KUPANG. NTTsatu.com – Ketua Tim Pembela Demokrasi Indonesia (TPDI) Nusa Tenggara Timur (NTT). Meridian Dewanta Dado menilai, Komisi Pemberantasan Korupsi (KPK) telah melakukan kriminalisasi terhadap Marthen Dira Tome dalam kasus dugaan korupsi dana Pendidikan Luas Sekolah (PLS).
Melalui rilisnya yang dikirim ke redaksi NTTsatu.com, Dado mengatakan hal terpenting dalam pemberantasan korupsi adalah adanya keharusan bagi penegak hukum mulai dari institusi Kepolisian, Kejaksaan, KPK dan Pengadilan Tipikor untuk menemukan bukti-bukti yang mengarah pada Niat Jahat (Mens Rea) dan Perbuatan Jahat (Actus Reus) dari pelaku tindak pidana korupsi.

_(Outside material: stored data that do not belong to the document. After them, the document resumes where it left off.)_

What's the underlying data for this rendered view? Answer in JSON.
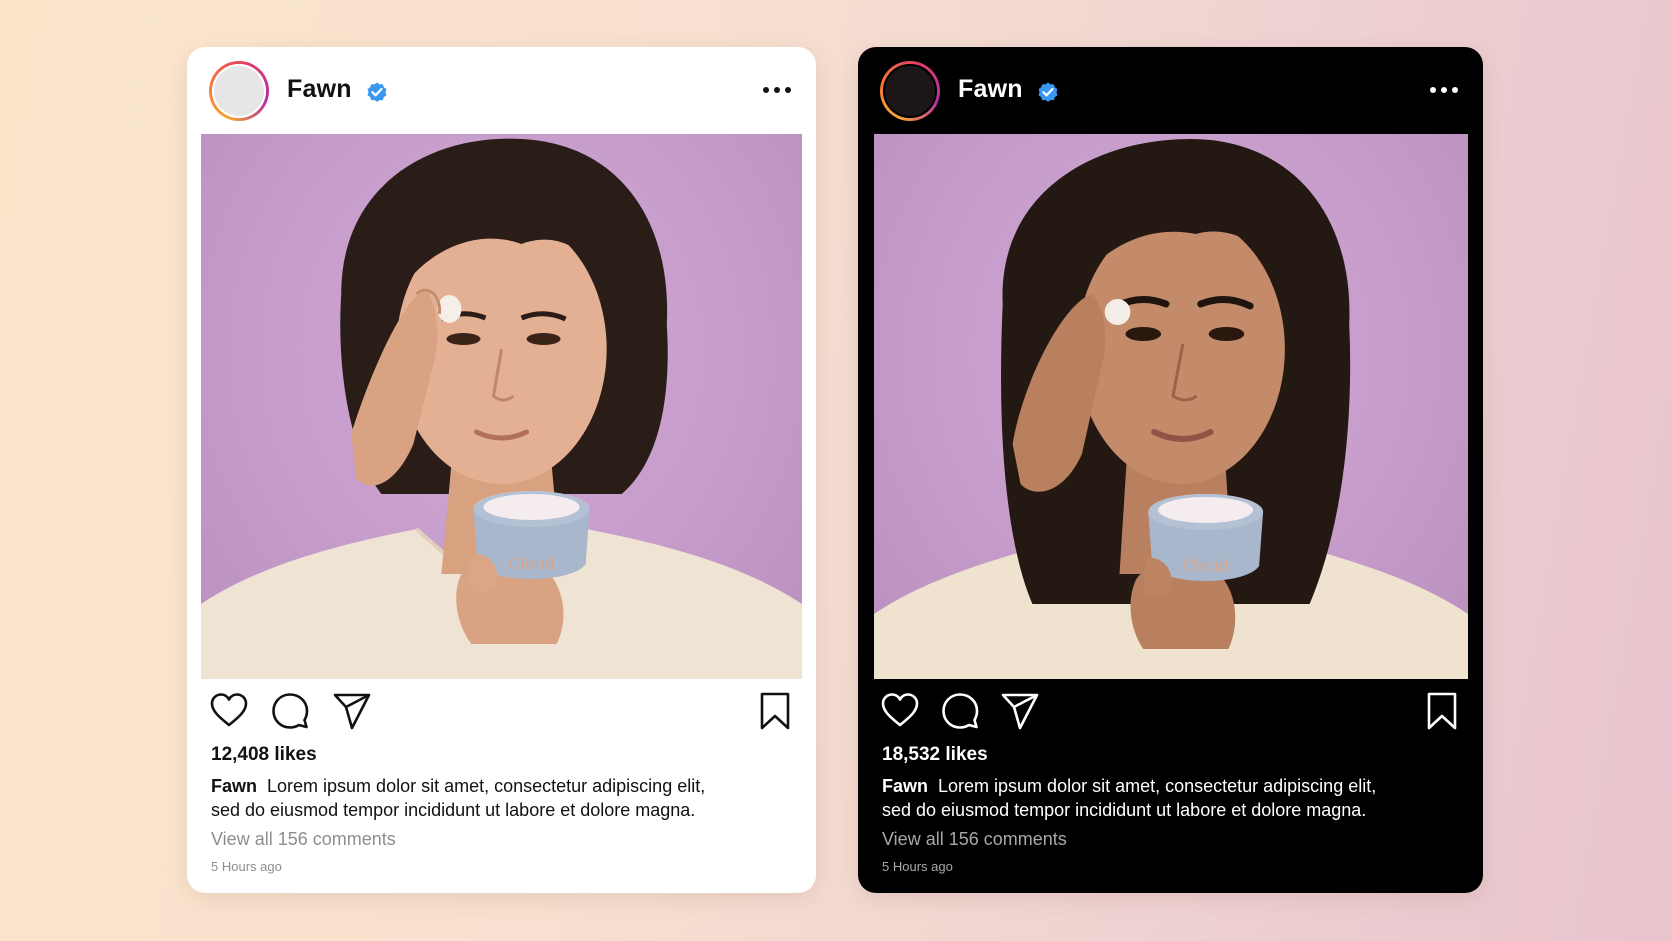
{
  "accent": {
    "verified": "#3897f0",
    "story_ring": [
      "#f7a531",
      "#e23b6b",
      "#b42fa6"
    ]
  },
  "posts": [
    {
      "theme": "light",
      "username": "Fawn",
      "verified_icon": "verified-badge-icon",
      "more_icon": "more-options-icon",
      "product_label": "Cloud",
      "likes": "12,408 likes",
      "caption_user": "Fawn",
      "caption_line1": "Lorem ipsum dolor sit amet, consectetur adipiscing elit,",
      "caption_line2": "sed do eiusmod tempor incididunt ut labore et dolore magna.",
      "comments": "View all 156 comments",
      "time": "5 Hours ago",
      "icons": [
        "heart-icon",
        "comment-icon",
        "share-icon",
        "bookmark-icon"
      ]
    },
    {
      "theme": "dark",
      "username": "Fawn",
      "verified_icon": "verified-badge-icon",
      "more_icon": "more-options-icon",
      "product_label": "Cloud",
      "likes": "18,532 likes",
      "caption_user": "Fawn",
      "caption_line1": "Lorem ipsum dolor sit amet, consectetur adipiscing elit,",
      "caption_line2": "sed do eiusmod tempor incididunt ut labore et dolore magna.",
      "comments": "View all 156 comments",
      "time": "5 Hours ago",
      "icons": [
        "heart-icon",
        "comment-icon",
        "share-icon",
        "bookmark-icon"
      ]
    }
  ]
}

Niat dan Perbuatan Jahat dalam tindak pidana korupsi adalah Niat dan Perbuatan jahat untuk memperkaya diri sendiri, orang lain atau korporasi, yang apabila dihubungkan dengan ketentuan Pasal 2 Undang-Undang Tipikor maka niat dan perbuatan yang harus dibuktikan adalah yang melawan hukum. Sementara dalam Pasal 3 Undang-Undang Tipikor maka niat dan perbuatan yang harus dibuktikan adalah yang menyalahgunakan wewenang.

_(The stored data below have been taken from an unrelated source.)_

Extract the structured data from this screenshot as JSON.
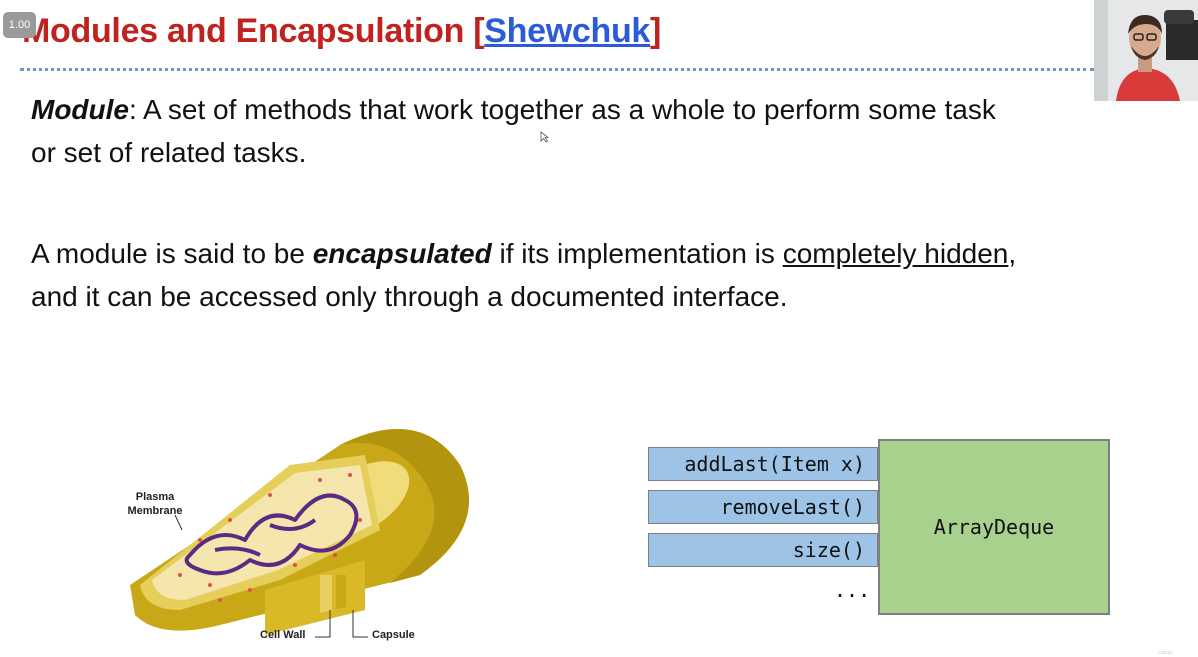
{
  "player": {
    "speed_label": "1.00"
  },
  "slide": {
    "title": "Modules and Encapsulation [",
    "title_link": "Shewchuk",
    "title_end": "]",
    "para1": {
      "term": "Module",
      "line1_rest": ": A set of methods that work together as a whole to perform some task",
      "line2": "or set of related tasks."
    },
    "para2": {
      "prefix": "A module is said to be ",
      "term": "encapsulated",
      "middle": " if its implementation is ",
      "underlined": "completely hidden",
      "comma": ",",
      "line2": "and it can be accessed only through a documented interface."
    },
    "cell_labels": {
      "plasma": "Plasma",
      "membrane": "Membrane",
      "cell_wall": "Cell Wall",
      "capsule": "Capsule"
    },
    "deque": {
      "methods": [
        "addLast(Item x)",
        "removeLast()",
        "size()"
      ],
      "ellipsis": "...",
      "class_name": "ArrayDeque"
    },
    "colors": {
      "title_red": "#c0221f",
      "link_blue": "#2b5bd8",
      "method_blue": "#9dc3e6",
      "class_green": "#a9d18e"
    }
  }
}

Dado menulis, banyak pihak yang telah divonis pidana penjara maupun yang sedang menjalani proses hukum selaku Tersangka atau Terdakwa dalam perkara korupsi merasa bahwa mereka tidak memiliki Niat dan Perbuatan Jahat sehingga tidak seharusnya sangkaan, dakwaan dan penjatuhan vonis ditujukan kepada mereka.
Terkait itu maka, TPDI NTT meminta KPK-RI agar sungguh-sungguh profesional dalam mencari bukti-bukti Niat dan Perbuatan Jahat dalam kasus dugaan korupsi Dana Pendidikan Luar Sekolah (PLS) di Dinas PPO Provinsi NTT senilai Rp. 77.675.354.000,- sehingga tidak terjadi tindakan hukum oleh KPK-RI yang menjurus pada upaya kriminalisasi atau sekedar mencari-cari kesalahan orang tanpa bisa dipertanggungjawabkan landasan yuridisnya.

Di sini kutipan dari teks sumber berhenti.